Supports any glibc platform and possibly Win32.

Adds:
  SELECT ... ORDER BY expr COLLATE 'locale'
  CREATE INDEX locale_index ON table(expr COLLATE 'locale')
  Index scan used when COLLATE order permits

This is just a proof of concept patch. I didn't send it to -patches
because as Tom pointed out, there's no hope of it getting in due to
platform dependant behaviour.

This patch does not use setlocale and is completely orthoganal to any
locale support already in the backend.

As it turns out, meaningful locale support only needs a handful of
support functions to work. These are listed at the bottom. My patch
only uses the first two, but the third will be needed at some stage.
The use of the last one depends on how the backend ends up support
locales. Both glibc and wine32 have locale sensetive versions of many
functions including:

toupper_l, tolower_l, strfmon_l, strtoul_l, strtof_l, strftime_l, is*_l

A windows function list is at:
http://msdn2.microsoft.com/library/wyzd2bce(en-us,vs.80).aspx

Patch available here:
http://svana.org/kleptog/pgsql/collate1.patch

Implementation notes follow and table of functions is at the bottom.

I hope this helps whenever someone gets around to full COLLATE support.

Have a nice day,

Notes:
   * It works by replacing (expr COLLATE 'locale') with
           pg_strxfrm(expr, pg_findlocale(locale))
     in the parsetree.

     pg_findlocale returns an opaque pointer to the locale. It is
     STRICT IMMUTABLE and is optimised away in the final query.

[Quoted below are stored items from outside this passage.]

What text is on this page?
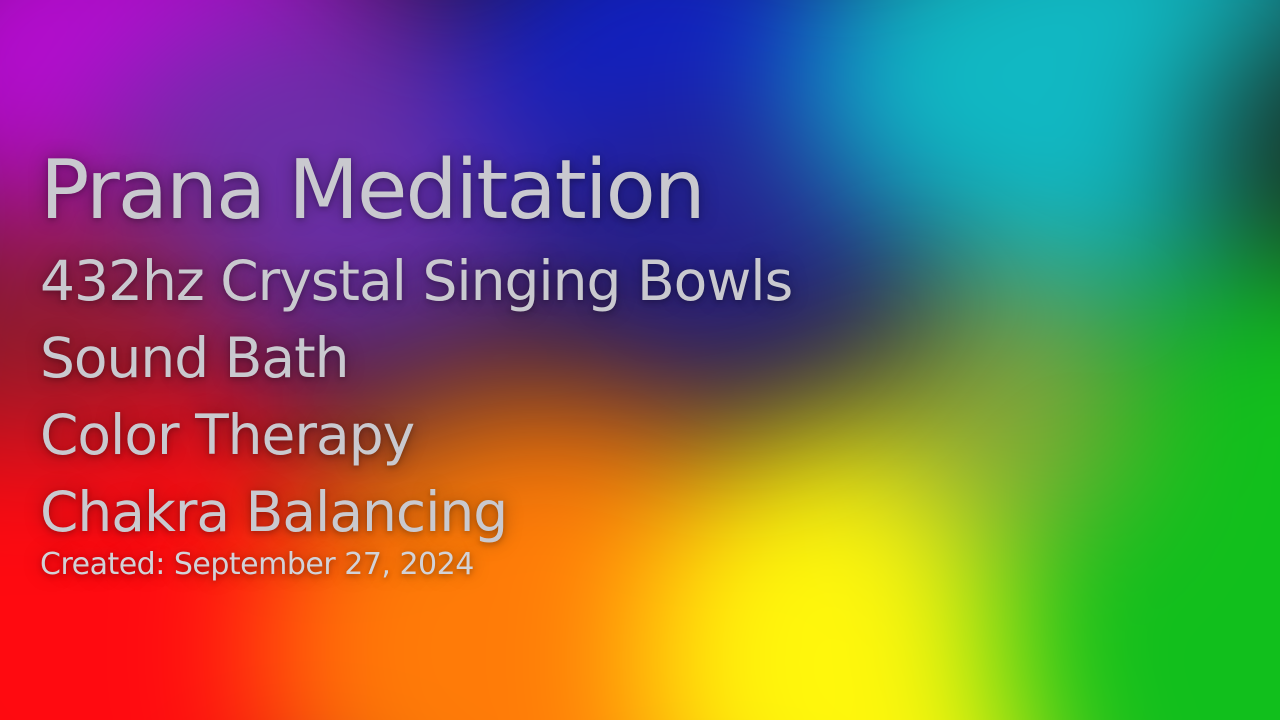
Prana Meditation
432hz Crystal Singing Bowls
Sound Bath
Color Therapy
Chakra Balancing
Created: September 27, 2024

     pg_strxfrm takes the string and the locale and returns a bytea. 
     bytea comparison uses memcmp so is safe from other locale effects
     in the backend.

   * Use of COLLATE for an index will probably double the diskspace
     required for that index due to the strxfrm.

   * I had to add the functions to pg_proc.h because CREATE FUNCTION
     couldn't find them. So they have OIDs I made up. You may need to
     initdb, I'm not sure.

     You can compile pg_xlocale.c as an shared object and load them
     that way too if you want to avoid the initdb.

   * Internally they are defined as taking and returning "internal".
     CREATE FUNCTION doesn't like that so specify opaque or oid
     instead. The declarations are:

  create function pg_findlocale(text) returns oid as 'pg_findlocale' language 
internal strict immutable;
  create function pg_strxfrm(text,oid) returns bytea as 'pg_strxfrm' language 
internal strict immutable;

   * The clause ORDER BY 1 COLLATE 'en_AU' breaks, it treats the 1 like
     a constant. I couldn't quickly work out how to reference the
     columns the right way. Long term that code should be in the
     sorting code anyway.

   * The locale needs to be in quotes, otherwise the parser converts it
     to lower-case. Locale names are case-sensetive on many systems.

   * There is a text function strcoll_l for testing collation:

  create function pg_strcoll_l(text,text,text) returns int4 as 'pg_strcoll_l' 
language internal strict immutable;

   * Yes this is the easy way out, implementing the inheritence of the
     COLLATE attribute will be much more invasive. This gives most
     people what they want though.

   * Although these functions are documented on Windows, they are not
     for glibc, so it is an unstable insterface.

Function Needed                 glibc                 Win32
---------------------------------------------------------------------
Function returing opaque        newlocale             _create_locale
pointer to locale data

strxfrm with locale parameter   strxfrm_l             _strxfrm_l

Method finding encoding for     nl_langinfo_l         ???
locale

strcoll with locale parameter   strcoll_l             _strcoll_l

-- 
Martijn van Oosterhout   <kleptog@svana.org>   http://svana.org/kleptog/
> Patent. n. Genius is 5% inspiration and 95% perspiration. A patent is a
> tool for doing 5% of the work and then sitting around waiting for someone
> else to do the other 95% so you can sue them.